Is that still tied to that google closure abomination ? I've not been in CLJ ecosystem for >5 years now but last time I used CLJS I remember they went all in on google Closure and it was a major PITA to use the rest of JS ecosystem because of it.
Every time I use React I think how it would be great to use Clojure for that, but last time I tried the tooling overhead just killed it for me.
This has been solved now--there's a blessed CLJS solution[1][2] as well as a third-party compiler with NPM support[3] which many prefer.
[1]: https://clojurescript.org/news/2017-07-12-clojurescript-is-n...
> Give me Reagent + Shadow CLJS over plain React (or React Native) any day.
So that is for heavy js based applications, not for something light like rails + stimulus.js, right?
What about servers-side, any equivalent Django or FastAPI?

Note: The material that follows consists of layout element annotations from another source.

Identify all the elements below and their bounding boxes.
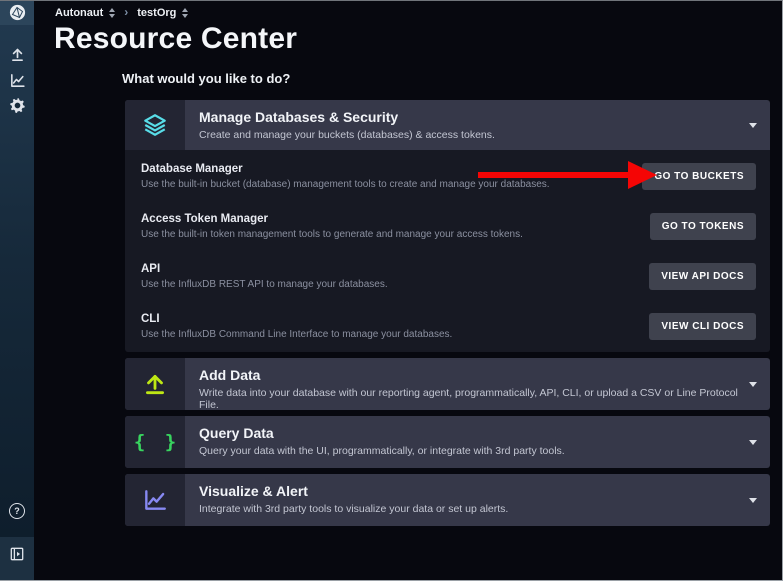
- row-database-manager: Database Manager Use the built-in bucket…: [125, 151, 770, 201]
- query-data-description: Query your data with the UI, programmati…: [199, 445, 565, 457]
- row-cli: CLI Use the InfluxDB Command Line Interf…: [125, 301, 770, 351]
- add-data-title: Add Data: [199, 367, 740, 383]
- row-access-token-text: Access Token Manager Use the built-in to…: [141, 213, 523, 240]
- breadcrumb-separator-icon: ›: [124, 5, 128, 19]
- row-title: API: [141, 263, 388, 275]
- breadcrumb: Autonaut › testOrg: [55, 6, 188, 20]
- panel-header-visualize[interactable]: Visualize & Alert Integrate with 3rd par…: [125, 474, 770, 526]
- chevron-down-icon[interactable]: [749, 440, 757, 445]
- sidebar-item-help[interactable]: ?: [0, 503, 34, 519]
- org-switcher-caret-icon: [182, 8, 188, 18]
- row-description: Use the built-in bucket (database) manag…: [141, 179, 550, 190]
- sidebar-item-data-explorer[interactable]: [0, 72, 34, 89]
- page-subtitle: What would you like to do?: [122, 71, 290, 86]
- manage-panel-title: Manage Databases & Security: [199, 109, 495, 125]
- go-to-tokens-button[interactable]: GO TO TOKENS: [650, 213, 756, 240]
- influxdata-logo-icon: [9, 4, 26, 21]
- add-data-header-text: Add Data Write data into your database w…: [185, 358, 770, 410]
- row-cli-text: CLI Use the InfluxDB Command Line Interf…: [141, 313, 452, 340]
- query-data-title: Query Data: [199, 425, 565, 441]
- add-data-description: Write data into your database with our r…: [199, 387, 740, 410]
- breadcrumb-account-label: Autonaut: [55, 7, 103, 19]
- influxdata-logo[interactable]: [0, 0, 34, 25]
- expand-sidebar-icon: [10, 547, 24, 561]
- chevron-down-icon[interactable]: [749, 382, 757, 387]
- settings-gear-icon: [9, 97, 26, 114]
- row-title: CLI: [141, 313, 452, 325]
- query-data-icon-cell: { }: [125, 416, 185, 468]
- panel-header-add-data[interactable]: Add Data Write data into your database w…: [125, 358, 770, 410]
- breadcrumb-org-selector[interactable]: testOrg: [137, 7, 188, 19]
- manage-header-text: Manage Databases & Security Create and m…: [185, 100, 525, 150]
- panel-visualize-alert: Visualize & Alert Integrate with 3rd par…: [125, 474, 770, 526]
- row-api: API Use the InfluxDB REST API to manage …: [125, 251, 770, 301]
- panel-header-query-data[interactable]: { } Query Data Query your data with the …: [125, 416, 770, 468]
- visualize-icon-cell: [125, 474, 185, 526]
- breadcrumb-account-selector[interactable]: Autonaut: [55, 7, 115, 19]
- sidebar-item-load-data[interactable]: [0, 46, 34, 63]
- view-api-docs-button[interactable]: VIEW API DOCS: [649, 263, 756, 290]
- resource-center-panels: Manage Databases & Security Create and m…: [125, 100, 770, 532]
- account-switcher-caret-icon: [109, 8, 115, 18]
- visualize-description: Integrate with 3rd party tools to visual…: [199, 503, 508, 515]
- row-description: Use the InfluxDB Command Line Interface …: [141, 329, 452, 340]
- chevron-down-icon[interactable]: [749, 498, 757, 503]
- query-data-header-text: Query Data Query your data with the UI, …: [185, 416, 595, 468]
- row-description: Use the InfluxDB REST API to manage your…: [141, 279, 388, 290]
- row-access-token-manager: Access Token Manager Use the built-in to…: [125, 201, 770, 251]
- row-description: Use the built-in token management tools …: [141, 229, 523, 240]
- upload-data-icon: [142, 371, 168, 397]
- row-title: Database Manager: [141, 163, 550, 175]
- sidebar-item-settings[interactable]: [0, 97, 34, 114]
- visualize-header-text: Visualize & Alert Integrate with 3rd par…: [185, 474, 538, 526]
- panel-query-data: { } Query Data Query your data with the …: [125, 416, 770, 468]
- line-chart-icon: [142, 487, 168, 513]
- layers-icon: [142, 112, 168, 138]
- visualize-title: Visualize & Alert: [199, 483, 508, 499]
- add-data-icon-cell: [125, 358, 185, 410]
- chevron-down-icon[interactable]: [749, 123, 757, 128]
- go-to-buckets-button[interactable]: GO TO BUCKETS: [642, 163, 756, 190]
- sidebar-expand-toggle[interactable]: [0, 537, 34, 581]
- curly-braces-icon: { }: [134, 431, 180, 453]
- manage-panel-description: Create and manage your buckets (database…: [199, 129, 495, 141]
- manage-panel-body: Database Manager Use the built-in bucket…: [125, 150, 770, 352]
- row-title: Access Token Manager: [141, 213, 523, 225]
- view-cli-docs-button[interactable]: VIEW CLI DOCS: [649, 313, 756, 340]
- upload-icon: [9, 46, 26, 63]
- row-api-text: API Use the InfluxDB REST API to manage …: [141, 263, 388, 290]
- panel-manage-databases-security: Manage Databases & Security Create and m…: [125, 100, 770, 352]
- panel-header-manage[interactable]: Manage Databases & Security Create and m…: [125, 100, 770, 150]
- help-icon: ?: [9, 503, 25, 519]
- breadcrumb-org-label: testOrg: [137, 7, 176, 19]
- manage-icon-cell: [125, 100, 185, 150]
- panel-add-data: Add Data Write data into your database w…: [125, 358, 770, 410]
- page-title: Resource Center: [54, 22, 297, 56]
- row-database-manager-text: Database Manager Use the built-in bucket…: [141, 163, 550, 190]
- graphs-icon: [9, 72, 26, 89]
- sidebar: ?: [0, 0, 34, 581]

For backend there is luminus (https://luminusweb.com/) or Kit (https://kit-clj.github.io/). They are basically project templates that wire together a ton of popular solutions for various things - database access, migrations, security, html templating, etc. Also includes frontend frameworks like re-frame if you want.
edit: forgot to mention fulcro (https://fulcro.fulcrologic.com/) which is an interesting full stack solution. I haven't used it though so can't comment, but it sure seems documented well!
I especially like how easy shadow-cljs makes it to utilize both clojars and npm pacakges. I have been using JS/TS for a long time and feel like any webdev without npm packages would not be worth my time, especially for projects at work.
Re-frame has a very robust api for dealing with events, side effects, and state. Once I got used to the concepts in the documentation, very good docs but a little goofy, It has quickly become the most efficient and fun tool I have ever used to prototype complex frontend interfaces :)
Glad to be using cljs at work, but I'm not sure I would use this stack for non-internal tooling though.